Sunday, 8 November 2015

200 Pages

I had a wobble yesterday. Emotional wobbles are par for the course. The physical ones are avoidable if only cake and wine weren't so darn tasty.

We're a half term through the autumn and I want to do a status check to make sure we're on track. With the National Curriculum in front of me I had a sudden overwhelming feeling of wanting to do anything else but drag myself kicking and screaming through the 200+ pages. I loaded the dishwasher, made toffee apples, put away the washing, emptied the bin.

The curriculum was still there.

It's overwhelming because the expectations laid out are high but entire topics are represented in a brief sentence : description of method is low. And thank goodness. Imagine if the government produced a document telling teachers how to teach; now that would be a long, pointless document. Uproar would ensue.
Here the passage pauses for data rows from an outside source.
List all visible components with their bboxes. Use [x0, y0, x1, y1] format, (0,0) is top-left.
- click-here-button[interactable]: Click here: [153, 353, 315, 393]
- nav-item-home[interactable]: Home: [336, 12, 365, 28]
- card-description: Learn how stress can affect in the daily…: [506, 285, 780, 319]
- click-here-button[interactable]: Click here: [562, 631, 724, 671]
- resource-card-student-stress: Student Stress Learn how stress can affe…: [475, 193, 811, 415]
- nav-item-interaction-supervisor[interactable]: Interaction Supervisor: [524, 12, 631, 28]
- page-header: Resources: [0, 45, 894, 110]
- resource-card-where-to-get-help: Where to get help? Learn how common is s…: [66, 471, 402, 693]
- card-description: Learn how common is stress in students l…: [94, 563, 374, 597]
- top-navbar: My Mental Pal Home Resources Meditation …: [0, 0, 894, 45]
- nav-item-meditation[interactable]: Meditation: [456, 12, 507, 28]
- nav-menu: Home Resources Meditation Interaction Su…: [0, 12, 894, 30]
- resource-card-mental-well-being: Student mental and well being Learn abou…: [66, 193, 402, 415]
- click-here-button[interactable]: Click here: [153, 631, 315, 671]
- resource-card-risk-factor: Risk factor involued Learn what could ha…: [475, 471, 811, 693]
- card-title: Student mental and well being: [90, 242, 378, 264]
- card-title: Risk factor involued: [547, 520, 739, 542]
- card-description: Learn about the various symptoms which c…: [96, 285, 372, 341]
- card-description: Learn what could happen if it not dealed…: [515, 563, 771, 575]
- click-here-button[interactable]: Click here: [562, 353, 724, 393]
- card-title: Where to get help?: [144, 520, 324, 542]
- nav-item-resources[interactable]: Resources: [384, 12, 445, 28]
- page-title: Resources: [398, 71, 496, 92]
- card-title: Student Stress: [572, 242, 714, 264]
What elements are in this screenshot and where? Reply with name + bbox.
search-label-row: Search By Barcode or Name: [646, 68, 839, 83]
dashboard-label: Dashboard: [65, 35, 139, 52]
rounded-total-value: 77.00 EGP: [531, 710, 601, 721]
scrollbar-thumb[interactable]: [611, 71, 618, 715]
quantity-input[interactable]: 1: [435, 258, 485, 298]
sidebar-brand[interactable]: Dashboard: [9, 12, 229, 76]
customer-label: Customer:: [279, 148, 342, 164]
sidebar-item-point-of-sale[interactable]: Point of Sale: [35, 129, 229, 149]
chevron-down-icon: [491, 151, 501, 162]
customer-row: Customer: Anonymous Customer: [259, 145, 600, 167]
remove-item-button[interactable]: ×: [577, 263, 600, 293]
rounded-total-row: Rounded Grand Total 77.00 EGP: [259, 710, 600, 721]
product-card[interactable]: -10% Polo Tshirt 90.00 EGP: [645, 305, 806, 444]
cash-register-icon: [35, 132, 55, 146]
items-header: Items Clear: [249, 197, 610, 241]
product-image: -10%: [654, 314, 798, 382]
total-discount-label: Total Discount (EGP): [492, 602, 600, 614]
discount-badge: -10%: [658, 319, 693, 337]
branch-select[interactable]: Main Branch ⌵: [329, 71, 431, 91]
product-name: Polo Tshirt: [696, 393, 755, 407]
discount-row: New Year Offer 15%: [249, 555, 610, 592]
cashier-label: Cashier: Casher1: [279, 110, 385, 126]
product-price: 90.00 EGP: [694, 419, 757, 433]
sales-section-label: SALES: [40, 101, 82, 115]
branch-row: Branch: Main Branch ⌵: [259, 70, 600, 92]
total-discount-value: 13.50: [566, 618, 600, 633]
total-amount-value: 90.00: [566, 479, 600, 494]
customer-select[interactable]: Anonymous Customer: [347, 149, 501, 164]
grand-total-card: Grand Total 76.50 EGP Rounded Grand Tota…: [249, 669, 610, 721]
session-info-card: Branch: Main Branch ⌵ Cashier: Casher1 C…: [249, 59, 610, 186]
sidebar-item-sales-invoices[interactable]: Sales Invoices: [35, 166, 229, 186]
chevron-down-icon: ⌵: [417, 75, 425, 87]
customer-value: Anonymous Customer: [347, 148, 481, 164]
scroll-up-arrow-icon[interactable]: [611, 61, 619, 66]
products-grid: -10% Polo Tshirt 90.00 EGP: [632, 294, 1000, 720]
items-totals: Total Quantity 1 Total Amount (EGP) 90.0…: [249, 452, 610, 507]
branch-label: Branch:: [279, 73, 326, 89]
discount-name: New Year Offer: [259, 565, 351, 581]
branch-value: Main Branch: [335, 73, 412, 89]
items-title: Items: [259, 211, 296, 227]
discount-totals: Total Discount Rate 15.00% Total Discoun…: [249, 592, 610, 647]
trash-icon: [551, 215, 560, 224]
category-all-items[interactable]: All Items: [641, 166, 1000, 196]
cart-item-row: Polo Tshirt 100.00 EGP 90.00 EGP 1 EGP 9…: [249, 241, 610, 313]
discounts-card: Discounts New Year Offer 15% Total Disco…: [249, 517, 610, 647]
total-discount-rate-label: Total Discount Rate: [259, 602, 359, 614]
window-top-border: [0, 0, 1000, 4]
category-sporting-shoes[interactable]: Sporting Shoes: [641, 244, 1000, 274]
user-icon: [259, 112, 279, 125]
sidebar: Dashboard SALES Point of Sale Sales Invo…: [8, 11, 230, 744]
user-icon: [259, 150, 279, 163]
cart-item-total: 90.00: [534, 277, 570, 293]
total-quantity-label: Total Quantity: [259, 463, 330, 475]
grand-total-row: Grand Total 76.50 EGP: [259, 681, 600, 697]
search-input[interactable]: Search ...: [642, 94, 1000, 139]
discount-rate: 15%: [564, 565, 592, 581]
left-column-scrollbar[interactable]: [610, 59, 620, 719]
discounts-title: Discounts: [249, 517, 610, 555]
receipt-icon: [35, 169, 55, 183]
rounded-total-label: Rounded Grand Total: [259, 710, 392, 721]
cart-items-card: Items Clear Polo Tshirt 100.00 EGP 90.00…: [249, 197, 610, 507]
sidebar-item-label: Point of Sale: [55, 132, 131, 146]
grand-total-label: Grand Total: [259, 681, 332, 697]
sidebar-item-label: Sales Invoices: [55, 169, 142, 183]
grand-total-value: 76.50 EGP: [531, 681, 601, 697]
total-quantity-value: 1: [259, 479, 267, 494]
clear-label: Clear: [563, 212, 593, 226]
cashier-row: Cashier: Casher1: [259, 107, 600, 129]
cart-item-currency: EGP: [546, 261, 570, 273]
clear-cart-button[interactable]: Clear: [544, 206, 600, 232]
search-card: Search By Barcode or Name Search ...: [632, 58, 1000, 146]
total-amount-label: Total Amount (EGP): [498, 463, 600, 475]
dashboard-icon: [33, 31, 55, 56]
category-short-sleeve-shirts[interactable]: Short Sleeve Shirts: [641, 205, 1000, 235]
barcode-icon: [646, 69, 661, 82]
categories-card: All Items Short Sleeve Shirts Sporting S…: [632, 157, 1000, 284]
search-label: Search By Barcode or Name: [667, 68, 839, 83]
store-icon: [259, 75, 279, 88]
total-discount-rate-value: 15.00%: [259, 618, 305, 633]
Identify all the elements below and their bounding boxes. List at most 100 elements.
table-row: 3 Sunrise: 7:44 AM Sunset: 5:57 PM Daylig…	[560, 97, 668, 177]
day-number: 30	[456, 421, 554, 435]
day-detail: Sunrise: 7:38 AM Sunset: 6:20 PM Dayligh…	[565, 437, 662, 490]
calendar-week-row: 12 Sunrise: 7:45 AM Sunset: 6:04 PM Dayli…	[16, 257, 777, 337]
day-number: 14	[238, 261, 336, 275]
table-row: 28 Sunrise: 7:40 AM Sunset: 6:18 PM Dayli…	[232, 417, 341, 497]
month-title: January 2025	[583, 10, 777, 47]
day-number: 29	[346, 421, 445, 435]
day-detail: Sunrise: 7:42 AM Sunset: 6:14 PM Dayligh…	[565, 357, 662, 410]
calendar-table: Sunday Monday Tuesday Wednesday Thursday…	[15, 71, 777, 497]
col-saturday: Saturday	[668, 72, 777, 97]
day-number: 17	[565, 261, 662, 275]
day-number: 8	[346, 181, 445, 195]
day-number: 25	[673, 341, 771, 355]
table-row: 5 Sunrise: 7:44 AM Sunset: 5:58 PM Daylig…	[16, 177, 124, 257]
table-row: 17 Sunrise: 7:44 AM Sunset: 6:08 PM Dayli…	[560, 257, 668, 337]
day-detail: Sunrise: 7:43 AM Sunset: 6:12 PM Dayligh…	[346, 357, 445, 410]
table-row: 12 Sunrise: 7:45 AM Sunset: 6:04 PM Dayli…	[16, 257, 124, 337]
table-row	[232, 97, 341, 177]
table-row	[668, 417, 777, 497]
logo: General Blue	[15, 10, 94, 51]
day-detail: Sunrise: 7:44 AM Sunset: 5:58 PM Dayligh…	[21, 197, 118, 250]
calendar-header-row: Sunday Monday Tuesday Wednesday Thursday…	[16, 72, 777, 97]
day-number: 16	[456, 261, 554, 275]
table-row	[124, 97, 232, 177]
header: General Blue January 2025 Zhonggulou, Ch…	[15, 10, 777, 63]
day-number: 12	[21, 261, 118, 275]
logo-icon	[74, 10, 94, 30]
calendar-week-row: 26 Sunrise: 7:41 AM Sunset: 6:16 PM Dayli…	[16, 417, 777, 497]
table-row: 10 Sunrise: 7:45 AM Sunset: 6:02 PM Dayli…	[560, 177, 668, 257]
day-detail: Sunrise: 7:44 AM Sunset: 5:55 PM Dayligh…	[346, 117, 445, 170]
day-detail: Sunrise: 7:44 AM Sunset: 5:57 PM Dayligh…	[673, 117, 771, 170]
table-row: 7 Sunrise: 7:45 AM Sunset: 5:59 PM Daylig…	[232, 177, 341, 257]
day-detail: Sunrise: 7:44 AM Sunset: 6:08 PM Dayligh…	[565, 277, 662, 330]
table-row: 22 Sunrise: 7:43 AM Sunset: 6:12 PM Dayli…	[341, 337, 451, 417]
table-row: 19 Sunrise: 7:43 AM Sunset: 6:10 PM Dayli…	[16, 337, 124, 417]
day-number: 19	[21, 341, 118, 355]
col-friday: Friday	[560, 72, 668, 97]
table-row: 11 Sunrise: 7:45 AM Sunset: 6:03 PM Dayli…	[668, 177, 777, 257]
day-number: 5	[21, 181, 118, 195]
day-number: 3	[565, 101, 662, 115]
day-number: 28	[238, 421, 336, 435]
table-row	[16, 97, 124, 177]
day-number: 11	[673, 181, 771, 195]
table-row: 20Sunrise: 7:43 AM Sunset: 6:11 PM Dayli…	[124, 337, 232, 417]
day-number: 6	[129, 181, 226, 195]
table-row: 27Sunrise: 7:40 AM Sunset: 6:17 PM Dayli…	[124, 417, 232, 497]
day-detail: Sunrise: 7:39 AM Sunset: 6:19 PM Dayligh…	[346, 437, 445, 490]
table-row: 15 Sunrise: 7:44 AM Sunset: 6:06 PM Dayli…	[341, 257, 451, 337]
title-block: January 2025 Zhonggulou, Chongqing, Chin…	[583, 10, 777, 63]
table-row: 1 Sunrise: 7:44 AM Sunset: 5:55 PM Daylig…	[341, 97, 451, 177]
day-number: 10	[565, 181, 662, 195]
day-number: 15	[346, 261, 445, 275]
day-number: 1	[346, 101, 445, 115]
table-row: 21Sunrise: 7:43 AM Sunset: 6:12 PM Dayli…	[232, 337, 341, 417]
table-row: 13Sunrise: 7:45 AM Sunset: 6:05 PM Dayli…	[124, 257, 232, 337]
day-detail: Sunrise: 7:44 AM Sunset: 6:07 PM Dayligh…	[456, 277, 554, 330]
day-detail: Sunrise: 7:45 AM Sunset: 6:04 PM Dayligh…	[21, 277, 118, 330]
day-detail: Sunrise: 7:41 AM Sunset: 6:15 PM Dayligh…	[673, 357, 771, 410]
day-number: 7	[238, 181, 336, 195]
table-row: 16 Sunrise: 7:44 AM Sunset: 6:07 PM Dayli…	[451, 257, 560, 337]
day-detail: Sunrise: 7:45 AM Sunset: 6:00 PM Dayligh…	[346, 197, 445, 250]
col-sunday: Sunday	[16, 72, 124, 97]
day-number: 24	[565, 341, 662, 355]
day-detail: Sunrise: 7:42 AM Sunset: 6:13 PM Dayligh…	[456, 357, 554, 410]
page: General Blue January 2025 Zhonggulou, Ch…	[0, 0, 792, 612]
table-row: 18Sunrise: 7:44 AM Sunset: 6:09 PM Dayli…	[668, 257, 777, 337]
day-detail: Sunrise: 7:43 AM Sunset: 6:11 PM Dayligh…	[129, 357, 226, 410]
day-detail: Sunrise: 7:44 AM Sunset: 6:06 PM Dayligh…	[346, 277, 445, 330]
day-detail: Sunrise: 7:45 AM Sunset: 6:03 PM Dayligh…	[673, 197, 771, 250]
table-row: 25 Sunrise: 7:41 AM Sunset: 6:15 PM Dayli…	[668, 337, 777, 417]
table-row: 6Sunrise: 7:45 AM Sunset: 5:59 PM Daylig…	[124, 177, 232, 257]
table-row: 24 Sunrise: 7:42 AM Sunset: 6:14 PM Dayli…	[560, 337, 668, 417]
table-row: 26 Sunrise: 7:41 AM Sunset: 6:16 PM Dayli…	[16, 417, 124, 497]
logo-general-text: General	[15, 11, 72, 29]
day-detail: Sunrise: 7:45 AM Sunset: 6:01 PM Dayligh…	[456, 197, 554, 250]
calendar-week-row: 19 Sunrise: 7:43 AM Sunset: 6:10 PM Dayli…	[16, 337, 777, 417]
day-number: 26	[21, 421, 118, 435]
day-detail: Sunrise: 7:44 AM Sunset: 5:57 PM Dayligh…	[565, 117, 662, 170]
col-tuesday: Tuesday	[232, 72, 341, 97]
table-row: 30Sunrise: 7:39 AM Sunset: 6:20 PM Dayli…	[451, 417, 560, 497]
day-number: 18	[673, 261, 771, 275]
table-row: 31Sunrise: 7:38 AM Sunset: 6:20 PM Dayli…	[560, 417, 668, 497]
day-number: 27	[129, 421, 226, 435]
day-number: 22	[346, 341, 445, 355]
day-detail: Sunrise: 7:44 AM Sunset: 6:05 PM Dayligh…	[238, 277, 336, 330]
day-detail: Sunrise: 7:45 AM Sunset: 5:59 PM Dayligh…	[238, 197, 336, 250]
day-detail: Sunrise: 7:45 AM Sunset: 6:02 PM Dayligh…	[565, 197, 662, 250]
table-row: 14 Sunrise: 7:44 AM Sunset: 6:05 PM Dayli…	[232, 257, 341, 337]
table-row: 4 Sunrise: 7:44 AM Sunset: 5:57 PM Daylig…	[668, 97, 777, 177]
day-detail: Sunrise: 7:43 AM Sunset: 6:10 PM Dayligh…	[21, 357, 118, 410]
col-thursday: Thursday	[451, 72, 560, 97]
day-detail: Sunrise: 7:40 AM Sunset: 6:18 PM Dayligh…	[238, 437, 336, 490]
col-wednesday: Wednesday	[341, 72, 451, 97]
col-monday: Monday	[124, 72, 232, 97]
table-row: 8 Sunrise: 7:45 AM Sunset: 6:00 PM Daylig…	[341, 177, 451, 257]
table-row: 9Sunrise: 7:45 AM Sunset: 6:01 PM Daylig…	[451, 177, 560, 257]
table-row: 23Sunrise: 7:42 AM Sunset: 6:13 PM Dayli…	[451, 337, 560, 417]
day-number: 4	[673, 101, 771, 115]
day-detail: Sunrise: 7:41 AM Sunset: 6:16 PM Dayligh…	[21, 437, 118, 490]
The NC is like a cook book which has a picture of a really yummy ... well let's say cake ... with a list of ingredients alongside but no quantities or instructions, just the occasional hint. You know what you want to aim for, you know what you need, but the magic is in how you actually put it together.

Like baking, some topics will flop. You'll overdo some until they're unpalatable. You'll get quantities wrong and they take too long. Some just won't be to the tastes of your very discerning diners and they simply won't like them. We don't all love coffee cake.

So as a lone ranger how do you begin to break down the NC to extract something useful? The most important thing is to ditch what you don't need.

Step 1 : Read then ditch sections 1-6 and the contents pages.

Step 2 : Hop to the subjects at the end (everything except English, Maths and Science). Focus on one key stage (KS2 for us). Read the KS1 sections and if you're happy KS1 attainment targets are met, ditch.

Step 3 : Back into English, Maths and Science - put the appendices for English and Maths to one side, useful for your reference but no need to be overwhelmed here.
Note: the terminology and spelling lists from the appendices make good check lists.

Step 4 : Consider current academic level, not just school year. Remove the key stage/years you're not interested in for all subjects.

Step 5 : Read the introduction to each subject, absorb and discard.You should now be left with the relevant programmes of study.

If you're feeling really confident then you can get rid of the guidance sections so that you're left with the nuts and bolts (statutory requirements) for each subject, which will probably number around 20 pages in total.